Fabián tenía excelente ocasión de responder. Pero no lo hizo. Esperó, dejando a su enemigo tiempo de reponerse.
Confieso que aquella magnanimidad, que Drake no merecía, me desagradó. Harry Drake era uno de esos hombres con quienes no conviene tener miramientos.
De repente, sin que nada pudiera explicarme tan extraño abandono de sí mismo, Fabián dejó caer su espada. Había sido tocado mortalmente, sin que lo sospecháramos. Toda mi sangre se agolpó en el corazón.
Pero la mirada de Fabián había tomado una animación singular.
—Defendeos —gritaba Drake, rugiendo, recogido sobre sus piernas, como un tigre pronto a caer sobre su presa.
Creí que Fabián, desarmado, estaba perdido. Corsican iba a arrojarse entre él y su enemigo, para impedir un asesinato… Pero Harry Drake, entretanto, estaba también inmóvil.
Me volví. Pálida como un cadáver, con las manos extendidas, Elena adelantaba hacia los combatientes. Fabián, con los brazos abiertos, fascinado por aquella aparición, no se movía.

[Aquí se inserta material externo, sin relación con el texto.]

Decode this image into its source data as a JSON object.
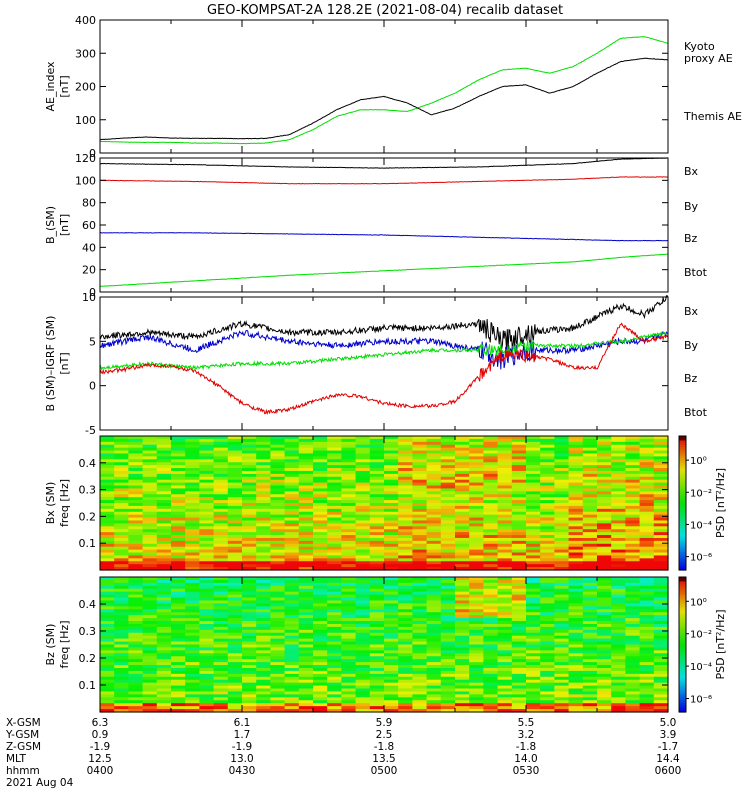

—¡Vos! ¡Vos! —gritó Drake, dirigiéndose a Elena—. ¡Vos aquí!
Su espada levantada se estremecía con su punta de fuego. Parecía la espada del arcángel en manos del demonio.
De repente, un relámpago deslumbrador, una iluminación violenta envolvió la popa del buque. Me sentí derribado, medio ahogado. El relámpago y el trueno habían sido simultáneos. Se percibía un fuerte olor a azufre. Me levanté y miré. Elena estaba apoyada en Fabián. Harry Drake, petrificado, permanecía en pie, en la misma postura, pero su rostro estaba negro.
El desgraciado, llamando al rayo con la punta de su florete, había recibido todo su choque.
Elena se separó de Fabián, se acercó a Harry Drake, con la mirada llena de angelical compasión. Le puso la mano sobre un hombro… Aquel ligero contacto bastó para romper el equilibrio. El cuerpo de Drake cayó como una masa inerte.
Elena se inclinó sobre aquel cadáver, mientras nosotros retrocedíamos espantados. El miserable Harry estaba muerto.
—¡Muerto por el rayo! —dijo el doctor cogiéndome el brazo—. ¡Muerto por el rayo! ¡Ah! ¡Y no queríais creer en la intervención del rayo!
En efecto, ¿Drake había sido víctima del rayo, como afirmaba el doctor Pitferge, o, como aseguró después el médico del buque, se había roto un vaso en el pecho de aquel desdichado? No lo sé. Lo cierto es que no teníamos ante los ojos más que un cadáver.